- 山と雪
寒さが沁みるこの季節、山のウェア選びはOK? その2
2014.12.06 Sat
宮川 哲 編集者
[寒さが沁みるこの季節、山のウェア選びはOK? その1]から続く
では、どんな準備が必要なのかといえば、基本は雪山登山のそれとほぼ変わりはありません。ただし、滑りを対象としたスキーやスノーボード向きの装備ではなく、あくまでも「登り系」の装備です。
雪山登山のウェア装備といえば、その1にもあるように、アウター、ミッド、アンダーの組み合わせが基本となります。暑ければ脱ぎ、寒ければ着る。この基本の動作を状況が変わるごとに繰り返す。これが、山のウェアリング技術です。
レイヤードという考え方では夏山でも同じなのですが、冬の場合は、それぞれのレイヤーにあたたかくするための工夫が付加されると思えば、まぁ間違いではないでしょう。
では、アウター、ミッド、アンダーのうち、どれがいちばん重要なアイテムなんだろうと考えたとき、あなたならどう答えますか?
アウタージャケット!?
たとえば冬山デビューをする場合、夏山装備からウェアを買い足したり、買い替えたりしますよね。そんなときは、まずはいいアウターが欲しいなんて思っちゃうのではないでしょうか。たしかに見た目は大事だし、カッコいいほうがいいに決まっていますよね。
でも、答えはアンダーウェアです。
機能性を重視して買い替えをするなら、まずはアンダーに気を使うべきなんです。アウターは夏山のそれでも、レイヤリング次第では流用もできてしまいます。でも、冬に使うアンダーは、夏山のそれとは別物です。
冬のアンダーの役割の第一は「肌面を濡らした状態で放置させないこと」です。これは、身体の保温につながる第一歩だからです。
どんなに寒い山でも、急な斜面を登っていれば、しぜんと汗をかくはずです。あまりに暑ければアウターのベンチレーションを開けるでしょうし、それでも暑ければ、ジャケットを脱ぎますよね。そんなとき、肌面には汗がジンワリと浮いていることでしょう。
アンダーウェアは、この汗の水分をしっかりと吸い取り、次の層、つまりミッドレイヤーへと送り込む役割を果たします。アンダー、ミッド、アウターと、レイヤーを次々と通すことで、汗を蒸発・発散させて、肌面をドライに保つのです。性能のいいものは、汗が肌面に逆戻りをするのを防いでくれたり、素材そものもが発熱するものまであります。ウールなどのように、素材自体が保温性や抗菌性能を保持している場合もありますね。
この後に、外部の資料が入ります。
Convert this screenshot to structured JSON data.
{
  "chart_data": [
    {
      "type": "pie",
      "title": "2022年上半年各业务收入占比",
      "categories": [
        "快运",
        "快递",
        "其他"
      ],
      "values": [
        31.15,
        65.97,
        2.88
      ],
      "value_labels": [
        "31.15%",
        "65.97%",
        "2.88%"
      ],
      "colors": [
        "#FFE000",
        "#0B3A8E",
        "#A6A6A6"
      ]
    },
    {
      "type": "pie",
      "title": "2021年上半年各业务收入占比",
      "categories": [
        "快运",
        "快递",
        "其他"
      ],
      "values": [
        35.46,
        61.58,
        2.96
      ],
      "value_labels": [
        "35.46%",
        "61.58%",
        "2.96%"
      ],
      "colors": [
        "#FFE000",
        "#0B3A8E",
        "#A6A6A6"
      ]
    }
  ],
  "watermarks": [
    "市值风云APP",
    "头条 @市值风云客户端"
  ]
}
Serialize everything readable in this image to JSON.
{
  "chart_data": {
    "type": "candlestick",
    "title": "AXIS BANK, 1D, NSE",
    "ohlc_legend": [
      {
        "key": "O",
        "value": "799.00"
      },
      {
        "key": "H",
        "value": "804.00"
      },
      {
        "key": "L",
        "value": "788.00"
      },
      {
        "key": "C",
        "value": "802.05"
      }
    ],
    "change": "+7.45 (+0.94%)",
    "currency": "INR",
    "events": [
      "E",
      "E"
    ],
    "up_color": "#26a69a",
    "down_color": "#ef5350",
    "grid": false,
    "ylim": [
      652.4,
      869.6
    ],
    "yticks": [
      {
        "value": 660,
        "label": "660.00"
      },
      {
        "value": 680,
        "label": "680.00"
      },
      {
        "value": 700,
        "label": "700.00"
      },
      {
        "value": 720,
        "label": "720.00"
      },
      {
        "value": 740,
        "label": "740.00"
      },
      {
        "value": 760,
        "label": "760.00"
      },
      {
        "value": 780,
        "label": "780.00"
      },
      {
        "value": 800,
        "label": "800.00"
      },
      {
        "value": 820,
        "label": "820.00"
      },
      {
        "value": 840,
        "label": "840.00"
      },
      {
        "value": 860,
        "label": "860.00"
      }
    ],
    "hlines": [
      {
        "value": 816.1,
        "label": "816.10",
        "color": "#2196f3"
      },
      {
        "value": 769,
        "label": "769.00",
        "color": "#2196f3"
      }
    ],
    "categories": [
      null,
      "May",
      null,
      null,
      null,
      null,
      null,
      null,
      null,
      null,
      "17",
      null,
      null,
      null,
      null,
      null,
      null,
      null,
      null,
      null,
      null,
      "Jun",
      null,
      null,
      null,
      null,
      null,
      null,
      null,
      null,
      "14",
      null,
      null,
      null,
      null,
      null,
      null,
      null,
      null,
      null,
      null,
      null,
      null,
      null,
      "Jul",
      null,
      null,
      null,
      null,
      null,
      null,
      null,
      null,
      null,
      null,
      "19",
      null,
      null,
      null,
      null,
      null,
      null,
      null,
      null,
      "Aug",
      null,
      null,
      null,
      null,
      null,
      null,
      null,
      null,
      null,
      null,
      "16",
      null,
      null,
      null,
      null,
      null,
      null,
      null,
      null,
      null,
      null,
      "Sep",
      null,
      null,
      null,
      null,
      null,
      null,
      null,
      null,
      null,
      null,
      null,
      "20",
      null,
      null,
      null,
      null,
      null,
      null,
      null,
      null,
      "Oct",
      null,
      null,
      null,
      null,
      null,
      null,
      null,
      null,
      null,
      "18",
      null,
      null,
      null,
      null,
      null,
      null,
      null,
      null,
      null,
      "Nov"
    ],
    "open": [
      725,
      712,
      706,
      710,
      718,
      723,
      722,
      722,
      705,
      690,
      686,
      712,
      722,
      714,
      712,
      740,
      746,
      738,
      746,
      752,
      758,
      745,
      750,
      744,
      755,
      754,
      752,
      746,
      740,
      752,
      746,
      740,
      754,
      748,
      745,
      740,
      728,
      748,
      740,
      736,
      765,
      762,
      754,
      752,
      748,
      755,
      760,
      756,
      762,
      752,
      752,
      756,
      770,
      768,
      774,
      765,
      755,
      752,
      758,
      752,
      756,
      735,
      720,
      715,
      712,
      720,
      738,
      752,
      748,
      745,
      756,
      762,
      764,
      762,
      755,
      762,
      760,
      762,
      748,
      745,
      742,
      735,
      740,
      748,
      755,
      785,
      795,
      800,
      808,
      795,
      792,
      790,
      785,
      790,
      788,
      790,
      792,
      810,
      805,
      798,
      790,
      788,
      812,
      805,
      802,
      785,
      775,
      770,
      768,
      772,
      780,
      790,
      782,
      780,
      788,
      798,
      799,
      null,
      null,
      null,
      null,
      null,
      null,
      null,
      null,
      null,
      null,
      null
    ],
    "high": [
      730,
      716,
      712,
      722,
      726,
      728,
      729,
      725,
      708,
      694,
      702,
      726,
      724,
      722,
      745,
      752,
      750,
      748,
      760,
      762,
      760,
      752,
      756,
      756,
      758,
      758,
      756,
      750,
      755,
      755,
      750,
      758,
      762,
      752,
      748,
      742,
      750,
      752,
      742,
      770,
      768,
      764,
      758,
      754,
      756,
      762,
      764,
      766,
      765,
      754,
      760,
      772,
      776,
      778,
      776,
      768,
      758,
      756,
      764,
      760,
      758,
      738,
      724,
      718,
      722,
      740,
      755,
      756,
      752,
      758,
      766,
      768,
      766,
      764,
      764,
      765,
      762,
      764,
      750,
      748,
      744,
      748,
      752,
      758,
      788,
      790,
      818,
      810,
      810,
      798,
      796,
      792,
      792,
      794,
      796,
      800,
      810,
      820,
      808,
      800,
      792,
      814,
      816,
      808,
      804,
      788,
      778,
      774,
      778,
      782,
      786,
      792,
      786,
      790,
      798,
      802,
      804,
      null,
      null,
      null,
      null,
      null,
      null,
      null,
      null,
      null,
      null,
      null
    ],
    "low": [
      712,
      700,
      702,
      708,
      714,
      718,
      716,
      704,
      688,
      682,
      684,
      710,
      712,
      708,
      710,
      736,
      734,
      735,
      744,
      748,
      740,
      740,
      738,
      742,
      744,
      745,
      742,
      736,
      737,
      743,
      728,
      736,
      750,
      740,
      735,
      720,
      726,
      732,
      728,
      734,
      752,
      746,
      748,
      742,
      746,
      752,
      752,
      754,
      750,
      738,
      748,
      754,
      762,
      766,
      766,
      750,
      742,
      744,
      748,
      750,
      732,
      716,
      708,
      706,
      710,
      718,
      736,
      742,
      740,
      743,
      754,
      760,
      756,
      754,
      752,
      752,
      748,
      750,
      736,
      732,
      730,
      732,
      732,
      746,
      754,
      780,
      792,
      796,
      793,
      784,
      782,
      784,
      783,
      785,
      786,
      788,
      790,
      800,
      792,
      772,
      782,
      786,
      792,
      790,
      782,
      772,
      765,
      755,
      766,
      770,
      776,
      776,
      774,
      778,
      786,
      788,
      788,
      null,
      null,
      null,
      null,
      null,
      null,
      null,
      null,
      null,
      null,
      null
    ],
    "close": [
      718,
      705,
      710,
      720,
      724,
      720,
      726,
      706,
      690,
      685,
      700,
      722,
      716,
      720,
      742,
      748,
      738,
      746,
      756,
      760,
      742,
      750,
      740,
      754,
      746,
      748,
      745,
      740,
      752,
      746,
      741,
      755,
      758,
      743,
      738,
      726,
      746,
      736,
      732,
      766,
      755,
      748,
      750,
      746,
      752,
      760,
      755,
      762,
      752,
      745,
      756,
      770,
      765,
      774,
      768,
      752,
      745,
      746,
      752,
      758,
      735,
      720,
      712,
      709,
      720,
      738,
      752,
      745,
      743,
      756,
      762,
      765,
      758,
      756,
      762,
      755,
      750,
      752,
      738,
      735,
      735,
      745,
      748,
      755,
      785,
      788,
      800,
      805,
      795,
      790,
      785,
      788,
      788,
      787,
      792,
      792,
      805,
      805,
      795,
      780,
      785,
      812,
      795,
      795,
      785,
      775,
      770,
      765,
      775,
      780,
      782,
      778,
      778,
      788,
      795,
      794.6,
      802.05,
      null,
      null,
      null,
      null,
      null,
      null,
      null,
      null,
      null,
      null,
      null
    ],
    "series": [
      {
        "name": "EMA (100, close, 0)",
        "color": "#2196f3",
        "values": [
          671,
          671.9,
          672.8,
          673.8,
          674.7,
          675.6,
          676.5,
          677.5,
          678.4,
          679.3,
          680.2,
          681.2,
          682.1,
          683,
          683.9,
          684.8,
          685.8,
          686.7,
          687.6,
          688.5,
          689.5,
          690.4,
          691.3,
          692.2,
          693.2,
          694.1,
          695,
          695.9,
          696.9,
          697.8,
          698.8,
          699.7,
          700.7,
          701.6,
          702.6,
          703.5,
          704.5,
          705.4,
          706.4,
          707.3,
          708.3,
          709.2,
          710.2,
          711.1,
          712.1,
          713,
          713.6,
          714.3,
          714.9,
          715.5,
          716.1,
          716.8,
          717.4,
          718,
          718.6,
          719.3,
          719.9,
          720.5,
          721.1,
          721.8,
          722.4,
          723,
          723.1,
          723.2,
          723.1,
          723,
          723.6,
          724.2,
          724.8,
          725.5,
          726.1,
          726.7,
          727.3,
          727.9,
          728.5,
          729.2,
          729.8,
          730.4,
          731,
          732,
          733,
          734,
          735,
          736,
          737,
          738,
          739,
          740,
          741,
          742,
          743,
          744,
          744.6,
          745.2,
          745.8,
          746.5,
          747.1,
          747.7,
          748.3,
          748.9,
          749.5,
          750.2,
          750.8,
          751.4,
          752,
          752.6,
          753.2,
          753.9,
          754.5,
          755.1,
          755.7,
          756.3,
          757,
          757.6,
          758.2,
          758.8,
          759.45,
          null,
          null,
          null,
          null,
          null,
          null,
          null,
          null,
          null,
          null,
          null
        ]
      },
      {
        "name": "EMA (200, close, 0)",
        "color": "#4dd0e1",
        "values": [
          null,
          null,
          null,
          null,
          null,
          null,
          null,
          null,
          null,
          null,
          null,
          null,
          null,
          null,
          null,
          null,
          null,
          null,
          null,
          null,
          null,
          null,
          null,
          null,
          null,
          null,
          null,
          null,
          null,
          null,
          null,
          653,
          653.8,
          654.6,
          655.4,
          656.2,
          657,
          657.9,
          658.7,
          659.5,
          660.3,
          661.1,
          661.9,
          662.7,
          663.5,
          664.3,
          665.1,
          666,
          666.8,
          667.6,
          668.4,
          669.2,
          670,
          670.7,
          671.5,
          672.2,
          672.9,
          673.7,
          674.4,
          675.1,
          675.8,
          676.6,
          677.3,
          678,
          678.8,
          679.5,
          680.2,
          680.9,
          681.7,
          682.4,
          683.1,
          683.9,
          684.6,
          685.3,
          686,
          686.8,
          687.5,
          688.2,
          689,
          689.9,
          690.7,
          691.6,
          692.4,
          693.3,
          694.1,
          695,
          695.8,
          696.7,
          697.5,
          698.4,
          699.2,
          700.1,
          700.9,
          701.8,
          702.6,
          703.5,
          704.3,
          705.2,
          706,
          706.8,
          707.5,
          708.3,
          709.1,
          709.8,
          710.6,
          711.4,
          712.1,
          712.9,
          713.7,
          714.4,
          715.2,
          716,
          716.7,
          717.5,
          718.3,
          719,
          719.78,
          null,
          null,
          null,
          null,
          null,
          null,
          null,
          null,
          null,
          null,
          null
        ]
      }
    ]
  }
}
ついでなので、ミッドとアウターの役割も書いておきます。まずレイヤーの役割ですが、先ほどの、アンダーからの水分を受け取ってアウターへと送り込む役目がひとつ。そして、こちらがいちばん大事な役割なのですが、身体をあたためるために空気の層をつくることです。デッドエアをいかにたくさんつくれるか、いわゆる保温層の保持ですよね。インシュレーションともいわれる中綿素材をふんだんに使ったダウン製品はもちろん、フリース素材などもミッドレイヤーの代表的な製品です。
そして、アウタージャケットは、おもに外からの雨風の浸入を防ぐ役目を果たします。もちろん、ミッドレイヤーから発散された水分を外へと誘う仕事もしていますよね。これが、よく聞く「防水透湿」という言葉の意味です。
このように、山のウェア選びは、各層の組み合わせがとても大切なのです。肌面を濡らさずに、いかにして身体を保温させるか。どんなにいいアウタージャケットを着ていたとしても、アンダーが綿のTシャツだったりすると、まったく意味をなしません。夏山ならそれでも問題なく過ごせるかもしれませんが、冬山の場合はかなり危険。身体を濡らしたままで寒い場所に居続ければ、低体温症の危険性は加速度的にアップしちゃいますので。
この考え方は、雪深い高山の山行でも、雪のない低山の山行ででまったく同じなのです。低山だから、夏山の装備にダウンをひとつ加えればOK! ではありませんよ。
アンダーウェアに気を使う。
この季節の山歩きには、大切なポイントだと思います。天然のウールでも化繊でもハイブリッドでも、山の専門ショップに行けば、冬用アンダーウェアとして数多く売っていますので、ぜひ足を運んでみてください。